By CAM LUCADOU-WELLS
Casey is on the threshold of a potential economic boom, according to speakers at a Narre Warren Region Business Group AGM on 13 July.
Guest speaker Neville Waterman spoke fervently of his goal for Waterman Business Centre to help 5000 Casey businesses thrive.
Mr Waterman has plans to replicate his Narre Warren-based centre across Melbourne to provide a “healthy environment” to support small businesses.
Businesspeople needed to have a “healthy vision” with a “compelling why” – beyond making money, he said.
His was to support small businesses, many which floundered without an effective support network.
Mr Waterman said a cluster of thriving businesses would profoundly boost wellbeing in the City of Casey.
“I believe the real key to the success of our nation is the prosperity of small businesses.
“We could profoundly affect the lives of so many people.”
Mr Waterman said most business people started out unsure of how to build a healthy business, worked harder than they had to and had an unbalanced lifestyle.
He hoped to facilitate business leaders that were well-connected, inspired, working smarter not harder and learning from other successful entrepreneurs.
“What if we could create this environment that this small business person who is failing and struggling … that they could have all the supports.”
He invited business people to an open day at Waterman Business Centre at Victor Crescent on 29 July.
Also at the meeting, Mayor Sam Aziz said Mr Waterman was an “amazing man” and that he and his business incubator were “critical” to Casey council’s economic strategy.
He outlined the council’s plans for a Narre Warren CBD structure plan to help guide $10 billion of expected development in one of Victoria’s 10 legislated major activity centres.
“Casey is at an amazing threshold. There’s great opportunities coming along,” he said.
Cr Aziz said the council was in talks with the State Government to re-develop the suburb’s railway station, with high-density housing nearby.
He spoke of the need to create local employment with improved transport.
He said it was unacceptable that 70 per cent of Casey residents travelled outside the municipality for work.

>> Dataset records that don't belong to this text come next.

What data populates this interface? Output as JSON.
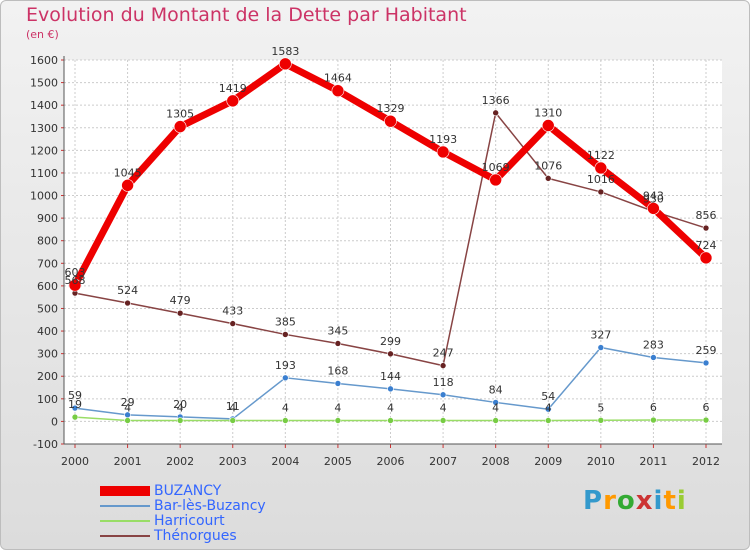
{
  "chart_data": {
    "type": "line",
    "title": "Evolution du Montant de la Dette par Habitant",
    "subtitle": "(en €)",
    "x": [
      "2000",
      "2001",
      "2002",
      "2003",
      "2004",
      "2005",
      "2006",
      "2007",
      "2008",
      "2009",
      "2010",
      "2011",
      "2012"
    ],
    "ylim": [
      -100,
      1600
    ],
    "yticks": [
      -100,
      0,
      100,
      200,
      300,
      400,
      500,
      600,
      700,
      800,
      900,
      1000,
      1100,
      1200,
      1300,
      1400,
      1500,
      1600
    ],
    "grid": true,
    "legend_position": "bottom-left",
    "series": [
      {
        "name": "Bar-lès-Buzancy",
        "color": "#6699cc",
        "marker": "#3a7fd0",
        "values": [
          59,
          29,
          20,
          11,
          193,
          168,
          144,
          118,
          84,
          54,
          327,
          283,
          259
        ],
        "labels": [
          "59",
          "29",
          "20",
          "11",
          "193",
          "168",
          "144",
          "118",
          "84",
          "54",
          "327",
          "283",
          "259"
        ]
      },
      {
        "name": "Harricourt",
        "color": "#99dd66",
        "marker": "#77cc44",
        "values": [
          19,
          4,
          4,
          4,
          4,
          4,
          4,
          4,
          4,
          4,
          5,
          6,
          6
        ],
        "labels": [
          "19",
          "4",
          "4",
          "4",
          "4",
          "4",
          "4",
          "4",
          "4",
          "4",
          "5",
          "6",
          "6"
        ]
      },
      {
        "name": "Thénorgues",
        "color": "#884444",
        "marker": "#662222",
        "values": [
          568,
          524,
          479,
          433,
          385,
          345,
          299,
          247,
          1366,
          1076,
          1016,
          930,
          856
        ],
        "labels": [
          "568",
          "524",
          "479",
          "433",
          "385",
          "345",
          "299",
          "247",
          "1366",
          "1076",
          "1016",
          "930",
          "856"
        ]
      },
      {
        "name": "BUZANCY",
        "color": "#ee0000",
        "marker": "#ee0000",
        "values": [
          603,
          1045,
          1305,
          1419,
          1583,
          1464,
          1329,
          1193,
          1069,
          1310,
          1122,
          943,
          724
        ],
        "labels": [
          "603",
          "1045",
          "1305",
          "1419",
          "1583",
          "1464",
          "1329",
          "1193",
          "1069",
          "1310",
          "1122",
          "943",
          "724"
        ]
      }
    ]
  },
  "legend": [
    {
      "name": "BUZANCY",
      "color": "#ee0000",
      "thickness": 10,
      "text_color": "#3366ff"
    },
    {
      "name": "Bar-lès-Buzancy",
      "color": "#6699cc",
      "thickness": 2,
      "text_color": "#3366ff"
    },
    {
      "name": "Harricourt",
      "color": "#99dd66",
      "thickness": 2,
      "text_color": "#3366ff"
    },
    {
      "name": "Thénorgues",
      "color": "#884444",
      "thickness": 2,
      "text_color": "#3366ff"
    }
  ],
  "brand": {
    "letters": [
      "P",
      "r",
      "o",
      "x",
      "i",
      "t",
      "i"
    ],
    "colors": [
      "#3399cc",
      "#ff9900",
      "#33aa33",
      "#cc3333",
      "#3399cc",
      "#ff9900",
      "#99cc33"
    ]
  }
}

The State Government’s $154 million promise to duplicate Thompsons Road would unlock a potential employment precinct and in turn create 100,000 jobs, Cr Aziz said.
In the next five years, Casey could be home to defence-industry firms and the state’s biggest car mega-mart, he said.

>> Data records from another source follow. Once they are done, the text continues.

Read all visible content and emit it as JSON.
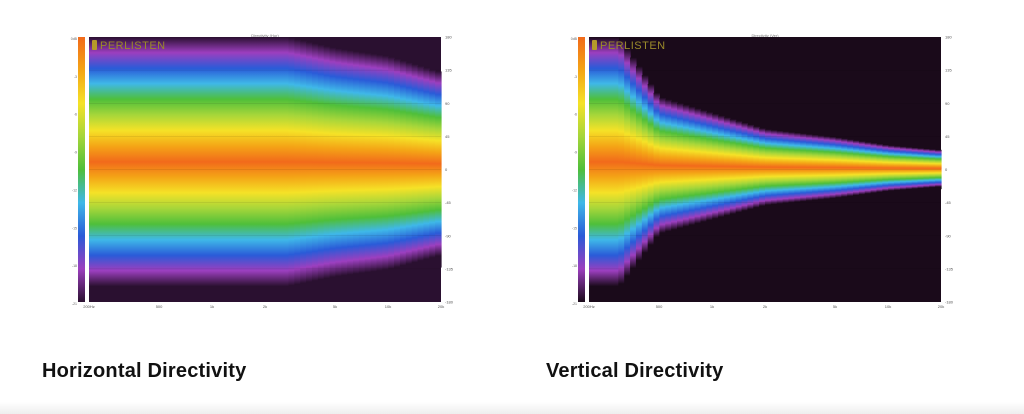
{
  "charts": [
    {
      "id": "horizontal",
      "caption": "Horizontal Directivity",
      "brand": "PERLISTEN"
    },
    {
      "id": "vertical",
      "caption": "Vertical Directivity",
      "brand": "PERLISTEN"
    }
  ],
  "chart_data": [
    {
      "type": "heatmap",
      "title": "Directivity (Hor)",
      "x_ticks": [
        "200Hz",
        "500",
        "1k",
        "2k",
        "5k",
        "10k",
        "20k"
      ],
      "y_ticks": [
        "180",
        "135",
        "90",
        "45",
        "0",
        "-45",
        "-90",
        "-135",
        "-180"
      ],
      "colorbar_ticks": [
        "0dB",
        "-3",
        "-6",
        "-9",
        "-12",
        "-15",
        "-18",
        "-21"
      ],
      "xlim": [
        200,
        20000
      ],
      "ylim": [
        -180,
        180
      ],
      "x_scale": "log",
      "colorscale": [
        "#f26a1b",
        "#f4a516",
        "#f5e227",
        "#a6d63a",
        "#4fbf3a",
        "#3fb8e8",
        "#2a5bd8",
        "#9c3fbf",
        "#2a1030"
      ],
      "coverage_deg": [
        {
          "freq": 200,
          "half_width": 150
        },
        {
          "freq": 500,
          "half_width": 125
        },
        {
          "freq": 1000,
          "half_width": 100
        },
        {
          "freq": 2000,
          "half_width": 85
        },
        {
          "freq": 5000,
          "half_width": 75
        },
        {
          "freq": 10000,
          "half_width": 70
        },
        {
          "freq": 20000,
          "half_width": 60
        }
      ]
    },
    {
      "type": "heatmap",
      "title": "Directivity (Ver)",
      "x_ticks": [
        "200Hz",
        "500",
        "1k",
        "2k",
        "5k",
        "10k",
        "20k"
      ],
      "y_ticks": [
        "180",
        "135",
        "90",
        "45",
        "0",
        "-45",
        "-90",
        "-135",
        "-180"
      ],
      "colorbar_ticks": [
        "0dB",
        "-3",
        "-6",
        "-9",
        "-12",
        "-15",
        "-18",
        "-21"
      ],
      "xlim": [
        200,
        20000
      ],
      "ylim": [
        -180,
        180
      ],
      "x_scale": "log",
      "colorscale": [
        "#f26a1b",
        "#f4a516",
        "#f5e227",
        "#a6d63a",
        "#4fbf3a",
        "#3fb8e8",
        "#2a5bd8",
        "#9c3fbf",
        "#1a0a1a"
      ],
      "coverage_deg": [
        {
          "freq": 200,
          "half_width": 110
        },
        {
          "freq": 500,
          "half_width": 45
        },
        {
          "freq": 1000,
          "half_width": 35
        },
        {
          "freq": 2000,
          "half_width": 25
        },
        {
          "freq": 5000,
          "half_width": 20
        },
        {
          "freq": 10000,
          "half_width": 15
        },
        {
          "freq": 20000,
          "half_width": 12
        }
      ]
    }
  ]
}
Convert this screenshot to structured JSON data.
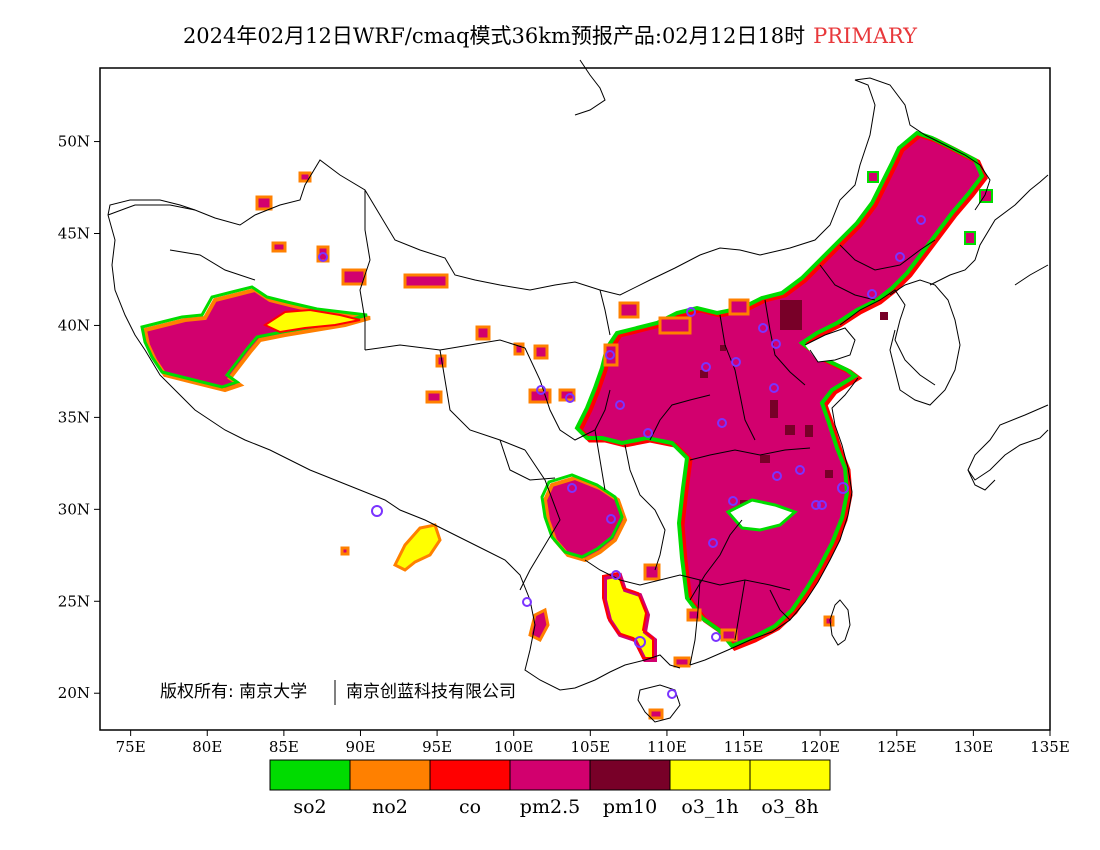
{
  "header": {
    "title": "2024年02月12日WRF/cmaq模式36km预报产品:02月12日18时",
    "tag": "PRIMARY"
  },
  "map": {
    "lon_range": [
      73,
      135
    ],
    "lat_range": [
      18,
      54
    ],
    "x_ticks": [
      "75E",
      "80E",
      "85E",
      "90E",
      "95E",
      "100E",
      "105E",
      "110E",
      "115E",
      "120E",
      "125E",
      "130E",
      "135E"
    ],
    "y_ticks": [
      "20N",
      "25N",
      "30N",
      "35N",
      "40N",
      "45N",
      "50N"
    ],
    "copyright": "版权所有: 南京大学",
    "copyright_2": "南京创蓝科技有限公司"
  },
  "legend": {
    "items": [
      {
        "label": "so2",
        "color": "#00dc00"
      },
      {
        "label": "no2",
        "color": "#ff8000"
      },
      {
        "label": "co",
        "color": "#ff0000"
      },
      {
        "label": "pm2.5",
        "color": "#d2006e"
      },
      {
        "label": "pm10",
        "color": "#780028"
      },
      {
        "label": "o3_1h",
        "color": "#ffff00"
      },
      {
        "label": "o3_8h",
        "color": "#ffff00"
      }
    ]
  }
}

Cr Aziz defended the under-construction civic-arts precinct Bunjil Place, expected to drive 1 million visitors into Narre Warren each year.
He said “years of prudent financial planning” meant the $125 million project could be funded without raising rates “by a cent”.

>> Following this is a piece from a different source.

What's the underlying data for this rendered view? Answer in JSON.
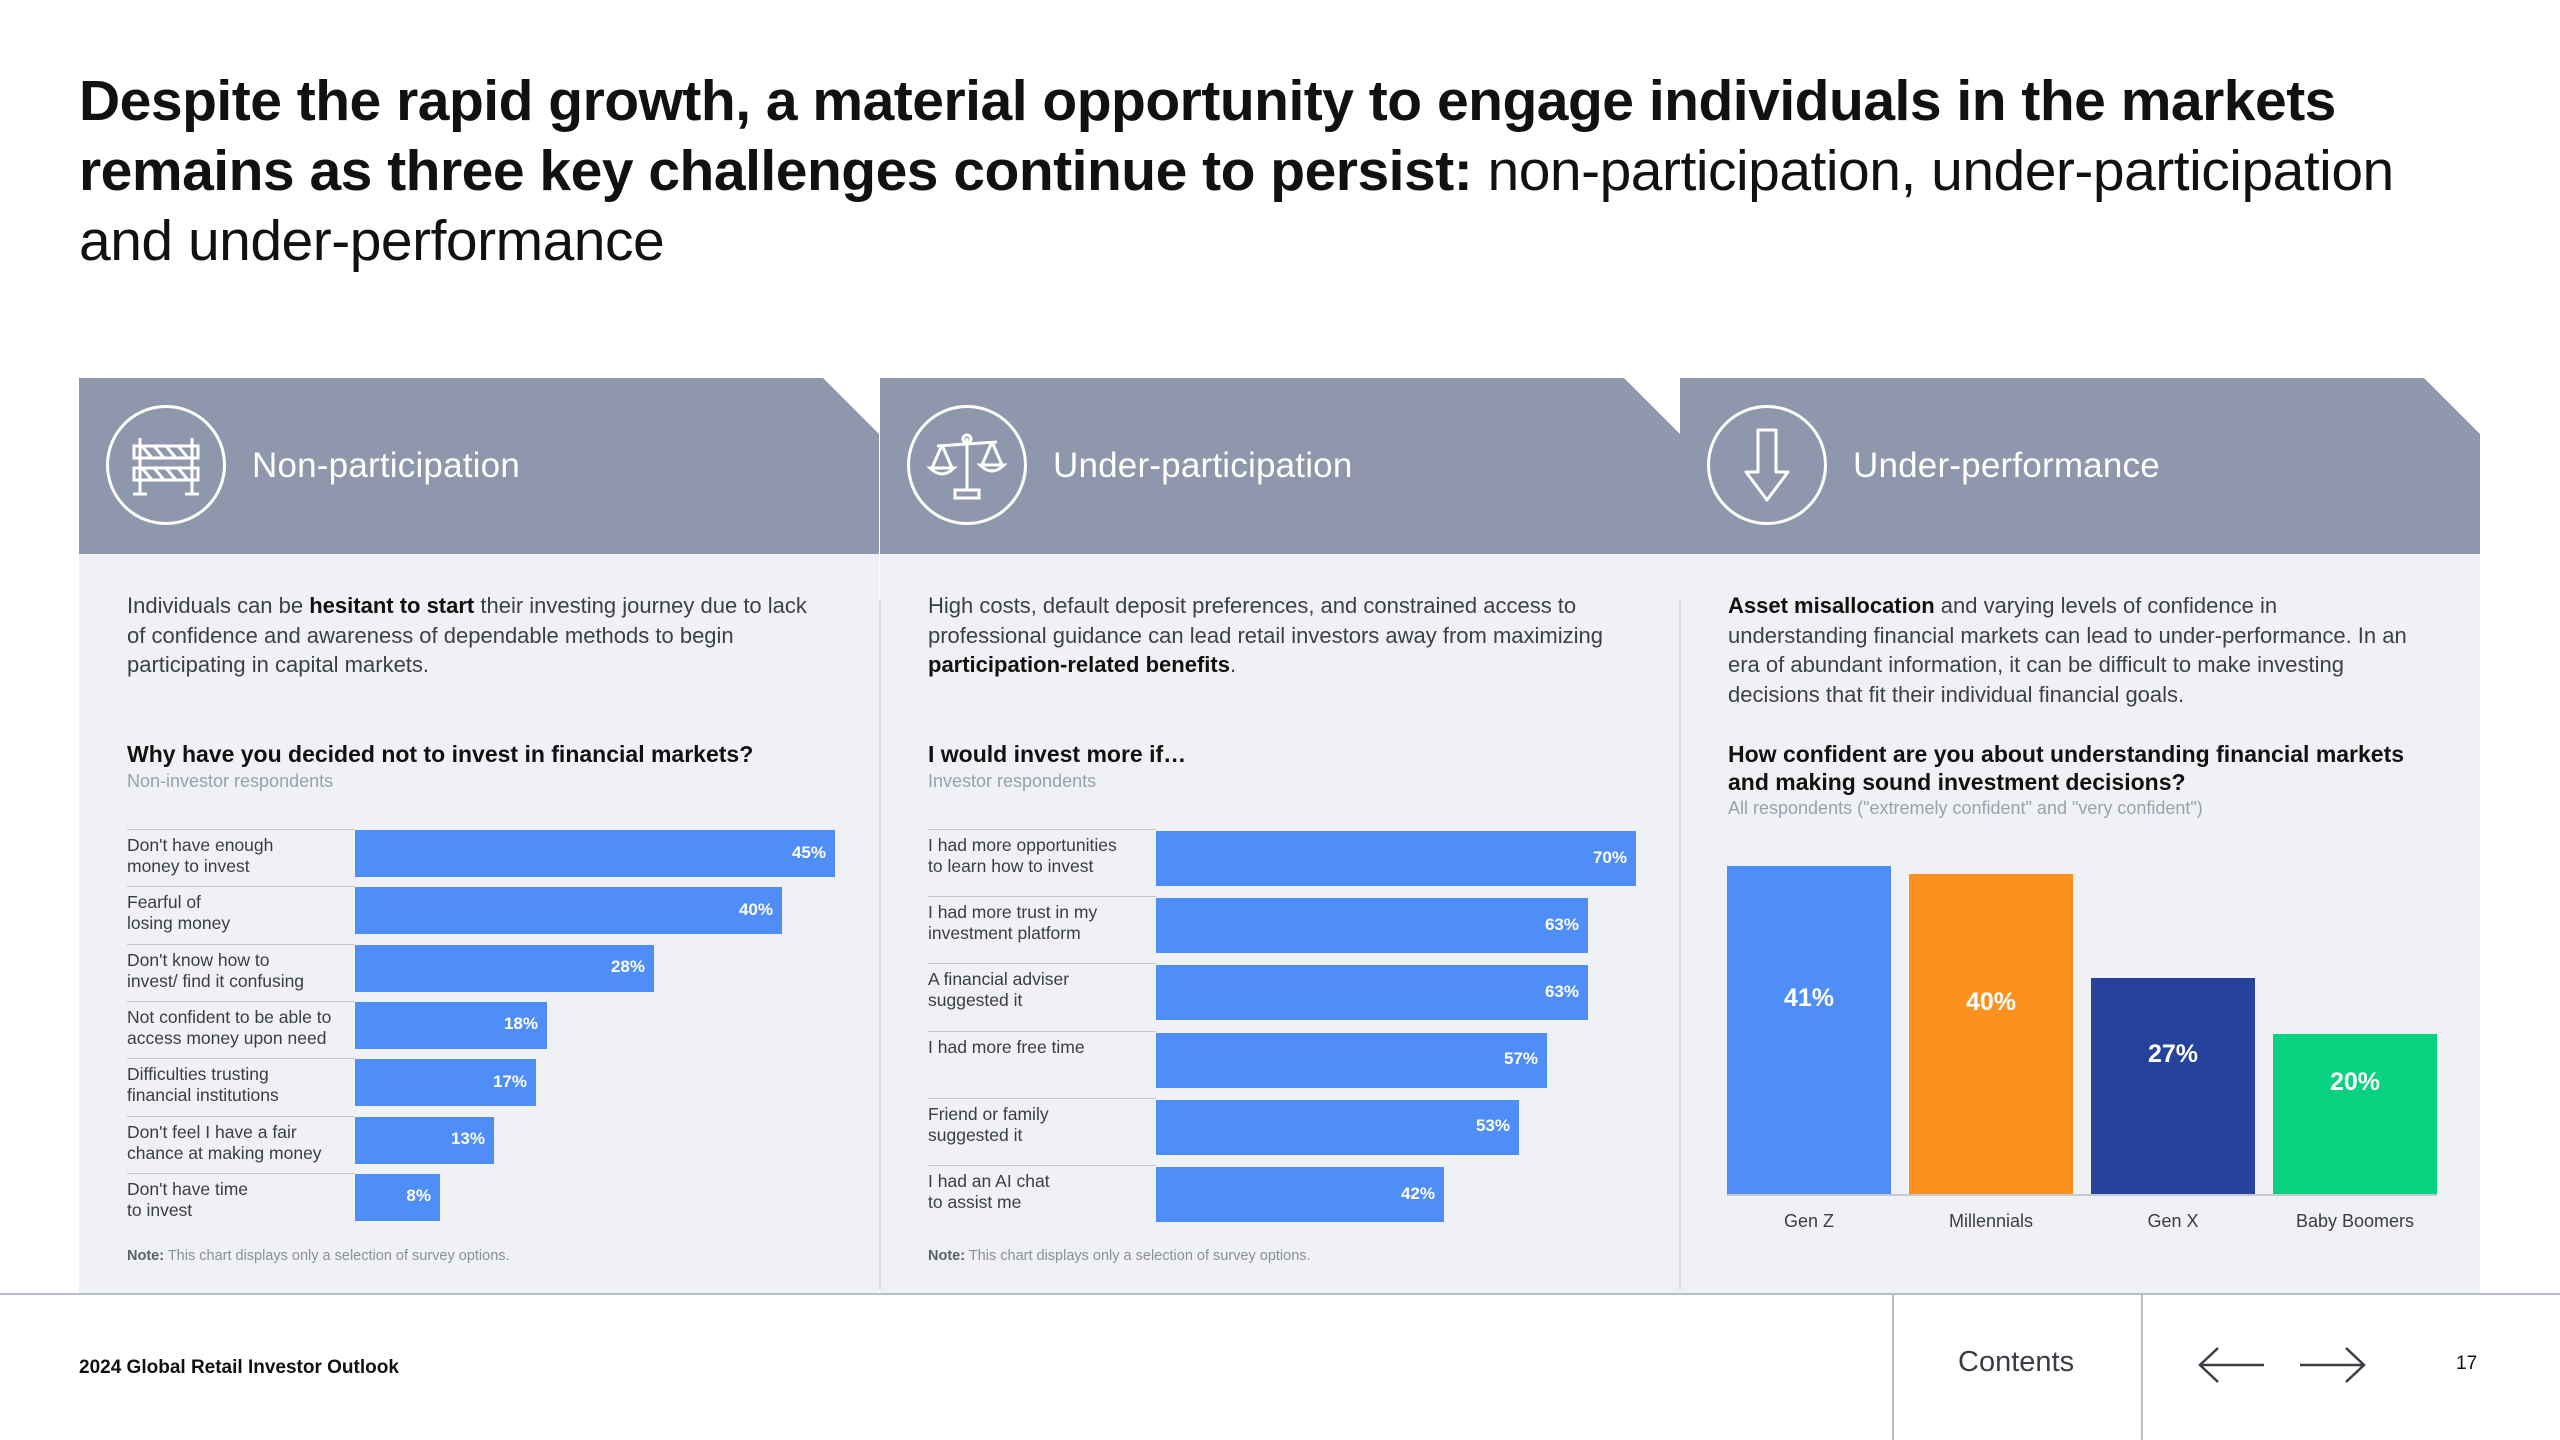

With an expected 100-year shelf-life, Bunjil Place would be paid off within 16 years, Cr Aziz said.
He took aim at the “group of six people” Casey Residents and Ratepayers Association for wanting to “cancel the contract and stop building”.
At the dinner at Kilgerron Homestead restaurant, Beehive Foundation chairman Michael Spiteri received $1000 from the Narre Warren Region Group.
Mr Spiteri said the donation would help save up to 100 children’s lives.
The foundation was formed in 2012 to build resilience in young people. Around the same time there was a well-publicised youth suicide cluster in Casey.
“Kids from normal families were struggling to cope with what life throws at them.”
Mr Spiteri relayed the high rates of bullying, depression, self-harm and suicide among young people.
Suicide was the largest cause of death in the 17-19 year old age group in Australia, he said.
Beehive pitched itself as a way to help young people “maximise what they achieve in life” – while teaching coping skills such as ‘facing fear’ and ‘digging deep’ in school, sport and life.
Since then, the foundation has reached 10,000 children, helped in a ‘Spirit of Football’ round in South East Juniors football and in Casey schools.
“We know we have saved lives,” Mr Spiteri said.